Background: The aim of this retrospective study was to identify which dental and/or cephalometric variables were predictors of long-term maxillary dental arch stability in patients treated with a transpalatal arch (TPA) during the mixed dentition phase followed by full fixed appliances in the permanent dentition.
Methods: Thirty-six patients, treated with TPA followed up by full fixed appliances, were divided into stable and relapse groups based on the long-term presence or not of relapse. Intercuspid, interpremolar and intermolar widths, arch length and perimeter, crowding, and upper incisor proclination were evaluated before treatment (T 0), post-TPA treatment (T 1), post-fixed appliance treatment (T 2), and a minimum of 3 years after full fixed appliances' removal (T 3).
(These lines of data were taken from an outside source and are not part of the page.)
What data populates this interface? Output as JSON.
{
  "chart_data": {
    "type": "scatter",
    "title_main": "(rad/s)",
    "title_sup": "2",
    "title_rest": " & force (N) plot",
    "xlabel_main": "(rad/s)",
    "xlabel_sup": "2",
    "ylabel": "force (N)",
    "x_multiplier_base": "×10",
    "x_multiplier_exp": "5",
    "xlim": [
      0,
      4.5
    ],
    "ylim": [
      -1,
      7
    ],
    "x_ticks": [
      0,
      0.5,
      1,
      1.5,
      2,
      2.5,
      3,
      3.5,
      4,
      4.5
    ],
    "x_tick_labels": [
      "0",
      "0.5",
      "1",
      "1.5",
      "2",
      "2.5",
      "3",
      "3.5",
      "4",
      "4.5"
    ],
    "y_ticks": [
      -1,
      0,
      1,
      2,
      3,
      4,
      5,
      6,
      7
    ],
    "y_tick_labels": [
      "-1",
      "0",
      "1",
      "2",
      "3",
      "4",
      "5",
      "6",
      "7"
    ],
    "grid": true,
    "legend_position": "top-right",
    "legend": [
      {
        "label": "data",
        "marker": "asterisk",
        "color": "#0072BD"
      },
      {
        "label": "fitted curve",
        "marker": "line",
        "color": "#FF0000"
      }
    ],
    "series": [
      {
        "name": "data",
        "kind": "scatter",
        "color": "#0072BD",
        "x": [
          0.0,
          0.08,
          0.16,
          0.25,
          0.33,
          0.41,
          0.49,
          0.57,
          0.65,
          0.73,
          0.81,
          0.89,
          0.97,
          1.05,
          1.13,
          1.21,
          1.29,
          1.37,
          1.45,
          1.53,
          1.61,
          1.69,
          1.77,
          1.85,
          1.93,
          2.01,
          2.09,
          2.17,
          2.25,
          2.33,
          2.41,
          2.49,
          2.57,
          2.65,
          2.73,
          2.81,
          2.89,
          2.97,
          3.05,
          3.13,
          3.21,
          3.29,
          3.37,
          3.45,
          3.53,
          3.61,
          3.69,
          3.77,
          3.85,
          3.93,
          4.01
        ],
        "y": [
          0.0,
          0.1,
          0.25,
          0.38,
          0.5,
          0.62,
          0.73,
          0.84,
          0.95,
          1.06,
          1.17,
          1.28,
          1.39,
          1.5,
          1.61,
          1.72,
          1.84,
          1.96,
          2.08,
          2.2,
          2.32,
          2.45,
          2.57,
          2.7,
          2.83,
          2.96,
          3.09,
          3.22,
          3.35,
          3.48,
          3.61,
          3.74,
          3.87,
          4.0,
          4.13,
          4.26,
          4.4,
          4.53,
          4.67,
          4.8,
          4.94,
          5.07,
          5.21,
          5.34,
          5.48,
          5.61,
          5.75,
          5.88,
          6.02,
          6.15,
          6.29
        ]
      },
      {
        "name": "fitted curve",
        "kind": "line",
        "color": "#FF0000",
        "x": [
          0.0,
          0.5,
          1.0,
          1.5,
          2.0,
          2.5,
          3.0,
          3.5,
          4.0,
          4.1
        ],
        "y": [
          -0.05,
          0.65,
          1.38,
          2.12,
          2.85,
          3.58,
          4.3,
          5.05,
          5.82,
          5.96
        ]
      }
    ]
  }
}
A binary logistic regression was performed thereafter to evaluate the impact of the dental arch and cephalometric measurements at T 1 and the changes between T 0 and T 1 as predictive variables for relapse at T 3.
Results: The proposed model explained 42.7 % of the variance in treatment stability and correctly classified 72.2 % of the sample. Of the seven predictive variables, only upper anterior crowding (p = 0.029) was statistically significant. For every millimeter of decreased crowding at T 1 (after TPA treatment/before starting the fixed orthodontic treatment), there was an increase of 3.57 times in the odds of having stability.
Conclusions: The best predictor of relapse was maxillary crowding before treatment. The odds of relapse increase by 3.6 times for every millimeter of crowding at baseline.